I'd really like to hear from people who've been in similar situations. If you are involved with, or married with a Thai woman close to your age, is it still working for you as you both get older? Are you still together and happy,
and have you resisted the temptation to find a younger, prettier woman? Can you make it work with a woman your own age in Thailand with all of the available women looking to meet farang?

On the other hand, if you've avoided women closer to your own age, instead opting for girls 15 or 20 years younger, has it worked out for you? Do you feel like the girl really loves you or do you sense that she stays with you primarily
because you can support her and her family? Also, if you are worth a woman who is much younger, can you relate on a similar level? I imagine it must be very hard to connect on an adult level with someone so much younger.

I'm not expecting anyone to tell me what I should do, but I'm curious how other guys in similar situations have handled their situations.

To sum up the details, my choices are these:

Option 1: Marry my (soon to be) 31-year-old girlfriend. She's educated, comes from a good family, drives a good car, and has her own money. I trust her 100 %. She is sweet, caring, and accepts me as I am. She wants to marry me. We can
buy a house or condo together (something I couldn't afford to do on my own). The large dowry would be returned to us for us to use together.

Physically, she's very pretty and has a fit body, though she has small breasts. She is getting some age lines on her face and her skin isn't as soft as 20-year-old girl, obviously, though she still looks really good for her age.
Emotionally, her only strike against her is that she can be really jealous.

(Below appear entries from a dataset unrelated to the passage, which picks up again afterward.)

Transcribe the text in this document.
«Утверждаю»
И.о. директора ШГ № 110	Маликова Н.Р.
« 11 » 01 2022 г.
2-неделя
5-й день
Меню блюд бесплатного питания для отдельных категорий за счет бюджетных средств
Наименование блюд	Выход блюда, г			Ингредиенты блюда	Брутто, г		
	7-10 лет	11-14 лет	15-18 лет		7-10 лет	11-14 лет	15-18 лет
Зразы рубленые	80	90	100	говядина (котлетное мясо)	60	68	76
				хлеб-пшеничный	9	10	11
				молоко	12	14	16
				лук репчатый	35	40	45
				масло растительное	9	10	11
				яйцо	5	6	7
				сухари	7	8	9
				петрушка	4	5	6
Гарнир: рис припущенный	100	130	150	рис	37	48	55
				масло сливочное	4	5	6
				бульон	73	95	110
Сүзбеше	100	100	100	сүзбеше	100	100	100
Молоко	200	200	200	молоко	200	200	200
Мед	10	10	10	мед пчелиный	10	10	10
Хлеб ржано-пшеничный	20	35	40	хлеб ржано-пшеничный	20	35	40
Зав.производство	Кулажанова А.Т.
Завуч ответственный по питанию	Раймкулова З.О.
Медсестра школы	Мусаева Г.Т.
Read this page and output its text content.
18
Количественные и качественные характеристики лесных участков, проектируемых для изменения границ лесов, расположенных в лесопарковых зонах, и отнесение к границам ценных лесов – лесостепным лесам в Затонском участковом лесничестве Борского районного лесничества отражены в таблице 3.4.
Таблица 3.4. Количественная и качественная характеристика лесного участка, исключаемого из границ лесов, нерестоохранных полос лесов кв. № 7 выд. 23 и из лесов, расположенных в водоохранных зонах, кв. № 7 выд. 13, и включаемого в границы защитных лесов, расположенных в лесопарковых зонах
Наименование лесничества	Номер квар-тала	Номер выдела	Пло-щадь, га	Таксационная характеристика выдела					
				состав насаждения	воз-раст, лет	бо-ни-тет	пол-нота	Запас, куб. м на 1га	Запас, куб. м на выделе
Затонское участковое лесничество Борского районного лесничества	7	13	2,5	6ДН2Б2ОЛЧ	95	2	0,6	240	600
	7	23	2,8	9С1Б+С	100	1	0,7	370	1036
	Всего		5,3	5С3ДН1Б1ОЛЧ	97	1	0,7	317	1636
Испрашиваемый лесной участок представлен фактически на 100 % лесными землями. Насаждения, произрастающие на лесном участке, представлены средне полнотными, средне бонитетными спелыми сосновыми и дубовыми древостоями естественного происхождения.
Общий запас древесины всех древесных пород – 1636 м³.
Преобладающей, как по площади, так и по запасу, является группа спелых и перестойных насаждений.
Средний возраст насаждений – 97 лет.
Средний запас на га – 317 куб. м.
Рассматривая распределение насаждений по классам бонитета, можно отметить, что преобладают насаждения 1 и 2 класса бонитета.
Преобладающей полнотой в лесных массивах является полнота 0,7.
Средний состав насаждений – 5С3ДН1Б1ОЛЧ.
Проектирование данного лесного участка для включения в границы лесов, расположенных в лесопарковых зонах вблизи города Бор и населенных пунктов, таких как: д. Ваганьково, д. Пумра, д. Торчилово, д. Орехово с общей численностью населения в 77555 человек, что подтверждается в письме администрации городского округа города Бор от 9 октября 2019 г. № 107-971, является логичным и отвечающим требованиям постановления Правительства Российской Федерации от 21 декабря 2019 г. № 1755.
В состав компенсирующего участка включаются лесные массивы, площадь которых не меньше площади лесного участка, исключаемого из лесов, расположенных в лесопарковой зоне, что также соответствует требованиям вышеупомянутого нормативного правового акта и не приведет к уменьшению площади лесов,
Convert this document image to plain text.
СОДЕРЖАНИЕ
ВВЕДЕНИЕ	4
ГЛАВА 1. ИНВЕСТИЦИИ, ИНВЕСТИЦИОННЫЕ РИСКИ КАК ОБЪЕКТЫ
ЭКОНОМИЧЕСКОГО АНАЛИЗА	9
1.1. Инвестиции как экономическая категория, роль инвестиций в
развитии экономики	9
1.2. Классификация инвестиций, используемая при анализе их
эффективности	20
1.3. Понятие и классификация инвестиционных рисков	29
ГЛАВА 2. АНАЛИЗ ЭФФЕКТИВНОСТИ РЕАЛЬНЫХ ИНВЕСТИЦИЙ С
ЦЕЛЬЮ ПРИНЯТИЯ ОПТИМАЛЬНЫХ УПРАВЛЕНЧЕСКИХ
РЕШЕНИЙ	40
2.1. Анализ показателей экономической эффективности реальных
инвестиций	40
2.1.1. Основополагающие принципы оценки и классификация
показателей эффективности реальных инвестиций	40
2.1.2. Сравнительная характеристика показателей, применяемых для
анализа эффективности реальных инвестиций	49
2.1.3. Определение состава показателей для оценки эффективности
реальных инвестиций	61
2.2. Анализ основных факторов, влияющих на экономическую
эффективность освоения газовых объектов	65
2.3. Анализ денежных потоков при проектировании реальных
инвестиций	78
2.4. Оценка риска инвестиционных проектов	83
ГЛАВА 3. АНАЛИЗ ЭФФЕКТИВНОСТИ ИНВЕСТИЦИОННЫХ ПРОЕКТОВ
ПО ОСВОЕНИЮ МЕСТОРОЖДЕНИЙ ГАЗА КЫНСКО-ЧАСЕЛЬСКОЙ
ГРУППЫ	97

Option 2: Break up with her and continue to pursue younger, more voluptuous women. I still have opportunities with younger women, and though on the whole, none of them are as good all-around as my girlfriend, I can have variety and not get
tangled up in a serious commitment. I know if I were to fall in love with one of these other woman and decided to marry her, she probably wouldn't have a comparable education to my present girlfriend, or have her own money. Her family would
likely keep any dowry. I probably couldn't afford a condo with another woman unless she had a lot of her own money (this kind of woman is usually not available to farang).

Stickman's thoughts:

From the way you have described it, it sounds very much like a case of the right girl and perhaps not the ideal time – but at a time in your life when it would not be a bad thing.

I personally think that eventually most guys want to settle down and if you come across someone who is close to an ideal candidate, it is worth sticking with them. This one sounds like a good one to me. Good luck!